Someday, I’ll travel through Europe. Someday, I’ll track down that classic car I wanted in high school. Someday, I’ll learn to ski/be brave enough to sing karaoke/master a tricky recipe in the kitchen/be somebody.

For Monona Quinn, her someday promise was to write a fiction book, maybe a mystery. In the new novel, “Obsessions” by Marshall Cook (c.2008, Bleak House Books, $24.95 hardcover/$14.95 paperback, 298 pages), she doesn’t have to look very far. Everywhere Mo goes, a dead body appears.

The peaceful pine country of Northern Wisconsin seems like a good place to hold a writer’s workshop. At least that’s what Doug Stennett thinks when he plunks down money to buy his wife, Monona, a two-week workshop in the woods. It’s not like Mo needs to learn to write; she once was a columnist for a Chicago newspaper and now she’s the editor of a small-town local paper. No, what Mo needs is a vacation, and she and Doug need to work on their marriage.

Because no conference is complete without an author-in-residence, famous writer Fletcher Downs has been tapped to teach a class on mystery writing. His name, affiliated with this workshop, has pulled in people from all over the upper Midwest, but Downs is a curmudgeon and very much a womanizer. He hates everything about the North Woods, and his classes show it. When they turn out to be self-promoting speeches about his books, some of the attendees are disgruntled. When Downs doesn’t show up for his seminars, people are angry, but no one is surprised.

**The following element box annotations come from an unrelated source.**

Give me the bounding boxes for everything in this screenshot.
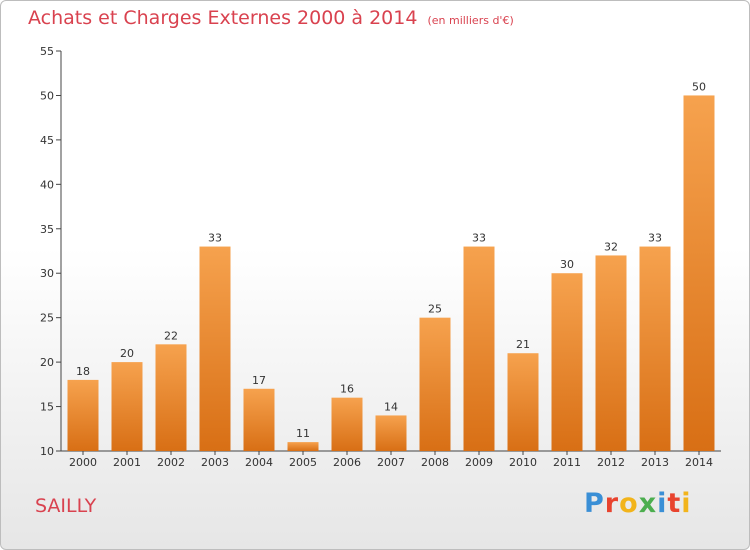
bar (155, 344, 187, 451)
x-tick-label: 2000 (69, 456, 97, 469)
bar-value-label: 32 (604, 240, 618, 253)
y-tick-label: 40 (40, 178, 54, 191)
chart-title-text: Achats et Charges Externes 2000 à 2014 (28, 7, 418, 29)
bar (111, 362, 143, 451)
brand-letter: P (584, 488, 605, 519)
bar (551, 273, 583, 451)
bar (375, 415, 407, 451)
brand-letter: i (681, 488, 692, 519)
y-tick-label: 15 (40, 401, 54, 414)
y-tick-label: 25 (40, 312, 54, 325)
x-tick-label: 2003 (201, 456, 229, 469)
x-tick-label: 2009 (465, 456, 493, 469)
x-tick-label: 2012 (597, 456, 625, 469)
brand-letter: x (638, 488, 658, 519)
bar-value-label: 14 (384, 400, 398, 413)
x-tick-label: 2014 (685, 456, 713, 469)
x-tick-label: 2006 (333, 456, 361, 469)
x-tick-label: 2010 (509, 456, 537, 469)
bar-value-label: 33 (208, 232, 222, 245)
bar-value-label: 16 (340, 383, 354, 396)
bar-value-label: 50 (692, 80, 706, 93)
bar (683, 95, 715, 451)
x-tick-label: 2004 (245, 456, 273, 469)
bar-value-label: 33 (472, 232, 486, 245)
bar-value-label: 22 (164, 329, 178, 342)
brand-letter: r (604, 488, 620, 519)
bar-value-label: 11 (296, 427, 310, 440)
bar-value-label: 18 (76, 365, 90, 378)
x-tick-label: 2005 (289, 456, 317, 469)
y-tick-label: 30 (40, 267, 54, 280)
bar (595, 255, 627, 451)
brand-letter: i (657, 488, 668, 519)
bar (287, 442, 319, 451)
bar (639, 246, 671, 451)
y-tick-label: 10 (40, 445, 54, 458)
y-tick-label: 20 (40, 356, 54, 369)
bar-value-label: 33 (648, 232, 662, 245)
bar-value-label: 30 (560, 258, 574, 271)
chart-title: Achats et Charges Externes 2000 à 2014 (e… (28, 7, 514, 29)
chart-subtitle: (en milliers d'€) (427, 14, 514, 27)
y-tick-label: 35 (40, 223, 54, 236)
chart-bars: 18 20 22 33 17 11 16 14 25 33 21 30 32 33 50 (67, 80, 715, 451)
y-tick-label: 45 (40, 134, 54, 147)
bar-value-label: 25 (428, 303, 442, 316)
bar-value-label: 21 (516, 338, 530, 351)
brand-letter: o (619, 488, 639, 519)
bar-value-label: 17 (252, 374, 266, 387)
bar-value-label: 20 (120, 347, 134, 360)
bar (67, 379, 99, 451)
bar (463, 246, 495, 451)
bar (199, 246, 231, 451)
bar (507, 353, 539, 451)
x-tick-label: 2002 (157, 456, 185, 469)
bar (331, 397, 363, 451)
x-tick-label: 2001 (113, 456, 141, 469)
place-name: SAILLY (35, 495, 97, 517)
bar (243, 388, 275, 451)
x-tick-label: 2007 (377, 456, 405, 469)
x-tick-label: 2011 (553, 456, 581, 469)
brand-letter: t (667, 488, 682, 519)
bar (419, 317, 451, 451)
x-tick-label: 2013 (641, 456, 669, 469)
y-tick-label: 50 (40, 89, 54, 102)
x-tick-label: 2008 (421, 456, 449, 469)
y-tick-label: 55 (40, 45, 54, 58)
brand-logo: Proxiti (584, 488, 692, 519)
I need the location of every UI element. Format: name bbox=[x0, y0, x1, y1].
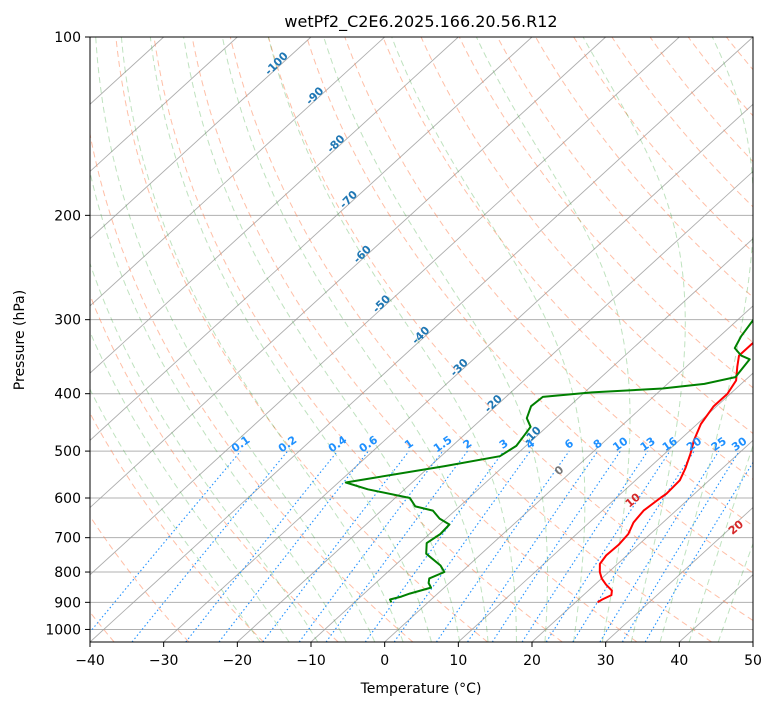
x-axis-title: Temperature (°C) bbox=[360, 681, 482, 697]
moist-adiabat-line bbox=[183, 37, 461, 642]
dry-adiabat-line bbox=[153, 37, 563, 642]
mixing-ratio-line bbox=[325, 450, 468, 642]
moist-adiabat-line bbox=[90, 169, 347, 642]
isotherm-line bbox=[310, 238, 753, 642]
isotherm-line bbox=[90, 37, 385, 307]
x-tick-label: 40 bbox=[670, 653, 688, 669]
dry-adiabat-line bbox=[90, 293, 339, 642]
y-axis-title: Pressure (hPa) bbox=[12, 290, 28, 390]
x-tick-label: 10 bbox=[449, 653, 467, 669]
isotherm-line bbox=[237, 170, 753, 642]
isotherm-line bbox=[90, 37, 753, 642]
mixing-ratio-line bbox=[621, 450, 740, 642]
mixing-ratio-line bbox=[185, 450, 339, 642]
mixing-ratio-line bbox=[435, 450, 570, 642]
moist-adiabat-line bbox=[90, 330, 290, 642]
x-tick-label: 20 bbox=[523, 653, 541, 669]
moist-adiabat-line bbox=[688, 443, 753, 642]
dry-adiabat-line bbox=[306, 37, 753, 574]
y-tick-label: 100 bbox=[54, 30, 81, 46]
mixing-ratio-line bbox=[262, 450, 410, 642]
isotherm-line bbox=[90, 37, 312, 240]
dry-adiabat-line bbox=[573, 37, 753, 253]
moist-adiabat-line bbox=[221, 37, 489, 642]
isotherm-line bbox=[90, 37, 459, 374]
y-axis: 100 200 300 400 500 600 700 800 900 1000 bbox=[45, 30, 90, 638]
x-tick-label: −40 bbox=[75, 653, 105, 669]
dry-adiabat-line bbox=[420, 37, 753, 435]
x-tick-label: 0 bbox=[380, 653, 389, 669]
isotherm-line bbox=[90, 37, 238, 173]
moist-adiabat-line bbox=[391, 37, 586, 642]
dry-adiabat-line bbox=[382, 37, 753, 481]
mixing-ratio-line bbox=[467, 450, 599, 642]
x-tick-label: −20 bbox=[223, 653, 253, 669]
y-tick-label: 900 bbox=[54, 595, 81, 611]
dewpoint-line bbox=[344, 318, 753, 603]
x-tick-label: −30 bbox=[149, 653, 179, 669]
moist-adiabat-line bbox=[717, 542, 753, 642]
dry-adiabat-line bbox=[90, 412, 264, 642]
isotherm-line bbox=[531, 439, 753, 642]
x-axis: −40 −30 −20 −10 0 10 20 30 40 50 bbox=[75, 642, 762, 669]
y-tick-label: 300 bbox=[54, 313, 81, 329]
isotherm-line bbox=[458, 372, 753, 642]
isotherm-line bbox=[605, 506, 753, 642]
y-tick-label: 1000 bbox=[45, 622, 81, 638]
dry-adiabat-line bbox=[268, 37, 753, 622]
x-tick-label: 50 bbox=[744, 653, 762, 669]
dry-adiabat-line bbox=[458, 37, 753, 389]
mixing-ratio-line bbox=[364, 450, 505, 642]
moist-adiabat-line bbox=[95, 37, 376, 642]
mixing-ratio-line bbox=[491, 450, 621, 642]
plot-frame bbox=[89, 36, 754, 643]
mixing-ratio-line bbox=[521, 450, 649, 642]
mixing-ratio-line bbox=[572, 450, 695, 642]
moist-adiabat-line bbox=[90, 388, 261, 642]
moist-adiabat-line bbox=[90, 261, 319, 642]
chart-title: wetPf2_C2E6.2025.166.20.56.R12 bbox=[284, 12, 557, 32]
mixing-ratio-line bbox=[298, 450, 444, 642]
moist-adiabat-line bbox=[323, 37, 548, 642]
dry-adiabat-line bbox=[496, 37, 753, 344]
mixing-ratio-line bbox=[90, 450, 242, 633]
dry-adiabat-line bbox=[765, 37, 775, 642]
moist-adiabat-line bbox=[659, 37, 753, 642]
moist-adiabat-line bbox=[120, 37, 404, 642]
dry-adiabat-line bbox=[90, 131, 414, 642]
dry-adiabat-line bbox=[115, 37, 488, 642]
dry-adiabat-line bbox=[344, 37, 753, 527]
y-tick-label: 800 bbox=[54, 565, 81, 581]
isotherm-line bbox=[752, 641, 753, 642]
dry-adiabat-line bbox=[649, 37, 753, 163]
sounding-series bbox=[344, 318, 753, 604]
mixing-ratio-line bbox=[545, 450, 671, 642]
moist-adiabat-line bbox=[475, 37, 631, 642]
isotherm-line bbox=[384, 305, 753, 642]
moist-adiabat-line bbox=[582, 37, 686, 642]
background-lines bbox=[90, 37, 775, 642]
temperature-line bbox=[597, 341, 753, 604]
y-tick-label: 200 bbox=[54, 208, 81, 224]
isotherm-line bbox=[90, 37, 680, 576]
mixing-ratio-line bbox=[393, 450, 531, 642]
moist-adiabat-line bbox=[267, 37, 517, 642]
dry-adiabat-line bbox=[191, 37, 638, 642]
y-tick-label: 500 bbox=[54, 444, 81, 460]
mixing-ratio-line bbox=[131, 450, 289, 642]
y-tick-label: 400 bbox=[54, 387, 81, 403]
x-tick-label: −10 bbox=[296, 653, 326, 669]
dry-adiabat-line bbox=[229, 37, 712, 642]
isotherm-line bbox=[90, 37, 533, 441]
x-tick-label: 30 bbox=[597, 653, 615, 669]
y-tick-label: 700 bbox=[54, 531, 81, 547]
isotherm-line bbox=[90, 37, 606, 509]
y-tick-label: 600 bbox=[54, 491, 81, 507]
isotherm-line bbox=[163, 103, 753, 642]
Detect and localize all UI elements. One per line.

They are surprised, however, by his death. Less than a week after the workshop starts, Downs is found down beneath a pine tree, the back of his head smashed.

Although Doug makes Mo promise she won’t play Nancy Drew, Mo can’t help herself. She had a hand in solving three crimes in the past, and now her reporter’s instinct is telling her this might not be a single killing. The date of the murder rings a bell, and Downs’ death could be one in a chain of crimes. Now Mo’s obsession to solve them all just might have unlocked the clues.

Are you sick to death of violent mysteries filled with terror, blood and gore? You won’t find any of that here in this gentle, hometown-y whodunit.

Cook packs lots of characters into this book, but his main crime solver, Monona, is likeable and believable, as is the supporting cast for this novel. While I had the culprit figured out pretty early, the reason for the murder was a nice surprise, believe it or not, and getting there was a lot of fun.

If you’re looking for a cozy read that won’t make you want to turn on the lights or lock the doors, this is one to sleuth. “Obsessions” is a book you should promise yourself you’ll read much sooner than “someday.”

Terri Schlichenmeyer lives in the La Crosse area and reviews books as The Bookworm.